Dwarfed behind a large, wooden podium he was addressing a group of his Etobicoke volunteers. With the skill of a true salesman Lastman included humour with his pitch.
“[The media] talk about my hair a lot. That’s good. This hair cost me a fortune. They take little plugs from your back and they put them in your head and they grow there. It’s amazing,” he said.
But behind Lastman’s humour lies a man who is willing to fight for his beliefs. Lastman hates taxes. He sees outrageously high municipal taxes as Toronto’s greatest problem.
He believes if taxes are cut, businesses will prosper and all of society will prosper along with them. He wants to cut taxes so there will be jobs available for you and me when we get out of Ryerson.
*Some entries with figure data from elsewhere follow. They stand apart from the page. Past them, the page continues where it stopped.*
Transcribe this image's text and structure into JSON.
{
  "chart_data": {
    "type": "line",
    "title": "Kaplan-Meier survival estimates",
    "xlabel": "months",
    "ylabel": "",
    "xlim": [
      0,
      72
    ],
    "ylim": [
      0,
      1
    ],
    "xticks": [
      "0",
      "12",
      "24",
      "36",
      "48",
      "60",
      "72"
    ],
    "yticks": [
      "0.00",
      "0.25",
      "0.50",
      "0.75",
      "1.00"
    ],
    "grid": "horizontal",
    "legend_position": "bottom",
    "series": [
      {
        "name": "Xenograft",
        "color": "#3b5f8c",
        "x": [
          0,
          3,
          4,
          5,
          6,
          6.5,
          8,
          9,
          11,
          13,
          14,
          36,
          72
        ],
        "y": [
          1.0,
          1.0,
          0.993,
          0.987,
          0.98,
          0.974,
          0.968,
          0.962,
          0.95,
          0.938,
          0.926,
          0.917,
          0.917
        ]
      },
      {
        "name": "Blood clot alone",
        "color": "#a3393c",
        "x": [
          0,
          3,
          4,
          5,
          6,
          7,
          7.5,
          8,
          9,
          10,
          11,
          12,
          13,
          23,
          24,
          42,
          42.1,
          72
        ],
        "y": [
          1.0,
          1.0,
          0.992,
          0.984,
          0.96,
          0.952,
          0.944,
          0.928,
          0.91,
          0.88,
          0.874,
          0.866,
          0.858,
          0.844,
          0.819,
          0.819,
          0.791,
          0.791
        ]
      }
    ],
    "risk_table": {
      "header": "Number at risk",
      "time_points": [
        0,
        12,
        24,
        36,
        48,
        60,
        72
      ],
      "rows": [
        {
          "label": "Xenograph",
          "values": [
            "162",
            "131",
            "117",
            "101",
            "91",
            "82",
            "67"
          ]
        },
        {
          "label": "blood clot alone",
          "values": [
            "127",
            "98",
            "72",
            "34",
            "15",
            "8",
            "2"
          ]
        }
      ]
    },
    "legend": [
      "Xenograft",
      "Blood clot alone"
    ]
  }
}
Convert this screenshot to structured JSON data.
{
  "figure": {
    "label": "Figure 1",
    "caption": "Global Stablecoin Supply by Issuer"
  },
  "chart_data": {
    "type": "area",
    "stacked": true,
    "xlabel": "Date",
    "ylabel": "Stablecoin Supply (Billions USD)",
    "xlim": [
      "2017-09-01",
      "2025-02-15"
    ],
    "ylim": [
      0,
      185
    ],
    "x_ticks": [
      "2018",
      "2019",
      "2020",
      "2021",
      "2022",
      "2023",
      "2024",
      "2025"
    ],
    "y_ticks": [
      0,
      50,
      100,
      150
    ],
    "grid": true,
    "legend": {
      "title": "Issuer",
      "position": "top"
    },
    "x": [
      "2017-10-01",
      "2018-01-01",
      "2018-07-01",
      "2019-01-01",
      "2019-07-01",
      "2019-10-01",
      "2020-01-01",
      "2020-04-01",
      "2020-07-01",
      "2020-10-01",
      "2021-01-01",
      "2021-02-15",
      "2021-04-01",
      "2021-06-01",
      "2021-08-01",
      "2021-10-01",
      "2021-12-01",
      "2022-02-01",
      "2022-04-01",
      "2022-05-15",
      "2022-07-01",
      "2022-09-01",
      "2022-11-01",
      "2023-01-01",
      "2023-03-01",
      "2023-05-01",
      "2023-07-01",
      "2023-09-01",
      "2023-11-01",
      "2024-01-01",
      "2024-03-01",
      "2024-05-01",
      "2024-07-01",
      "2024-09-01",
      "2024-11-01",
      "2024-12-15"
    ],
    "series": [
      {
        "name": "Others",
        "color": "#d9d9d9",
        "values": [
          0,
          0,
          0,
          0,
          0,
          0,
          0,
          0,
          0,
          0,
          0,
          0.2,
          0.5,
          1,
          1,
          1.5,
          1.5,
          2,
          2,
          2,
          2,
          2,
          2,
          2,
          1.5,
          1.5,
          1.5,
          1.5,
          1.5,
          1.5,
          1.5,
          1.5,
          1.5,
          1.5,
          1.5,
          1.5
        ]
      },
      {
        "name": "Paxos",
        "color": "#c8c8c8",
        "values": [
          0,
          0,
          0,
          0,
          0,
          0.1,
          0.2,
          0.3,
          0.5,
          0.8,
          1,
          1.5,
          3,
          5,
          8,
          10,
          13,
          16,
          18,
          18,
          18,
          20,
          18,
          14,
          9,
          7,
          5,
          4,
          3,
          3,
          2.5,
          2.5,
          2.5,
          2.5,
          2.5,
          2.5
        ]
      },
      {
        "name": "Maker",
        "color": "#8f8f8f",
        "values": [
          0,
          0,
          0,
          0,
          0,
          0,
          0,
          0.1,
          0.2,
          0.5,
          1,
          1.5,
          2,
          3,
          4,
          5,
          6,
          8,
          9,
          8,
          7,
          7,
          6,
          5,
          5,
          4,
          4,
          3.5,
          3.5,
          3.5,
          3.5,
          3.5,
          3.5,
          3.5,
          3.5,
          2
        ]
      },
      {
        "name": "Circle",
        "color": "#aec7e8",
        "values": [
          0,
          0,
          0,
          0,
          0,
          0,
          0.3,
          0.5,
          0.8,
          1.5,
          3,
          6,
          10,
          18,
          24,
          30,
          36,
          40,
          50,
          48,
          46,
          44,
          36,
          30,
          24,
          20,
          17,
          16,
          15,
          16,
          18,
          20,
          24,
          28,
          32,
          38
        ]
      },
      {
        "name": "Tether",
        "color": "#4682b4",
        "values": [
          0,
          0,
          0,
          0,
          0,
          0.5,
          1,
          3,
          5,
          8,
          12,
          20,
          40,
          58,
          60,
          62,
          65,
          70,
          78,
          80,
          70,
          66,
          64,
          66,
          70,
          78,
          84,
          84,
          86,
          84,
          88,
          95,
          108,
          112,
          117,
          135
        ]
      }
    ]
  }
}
Lastman seems to really like people. After his speech, he waded into the crowd to discuss his policies with the audience. He got so involved in one discussion that his press people had to drag him away. After all, one must keep to one’s schedule.
Lastman then took off for another event, and I realized I was way the hell out in the middle of Etobicoke with no ride. Figuring it would be futile to pursue him on foot, I caught the subway home.
Mel’s mayhem-filled day continued as he visited Villa Columbo, ON-TV, Ming Pao Newspaper, Parkway Mall, Woodside and the Cathay Ball.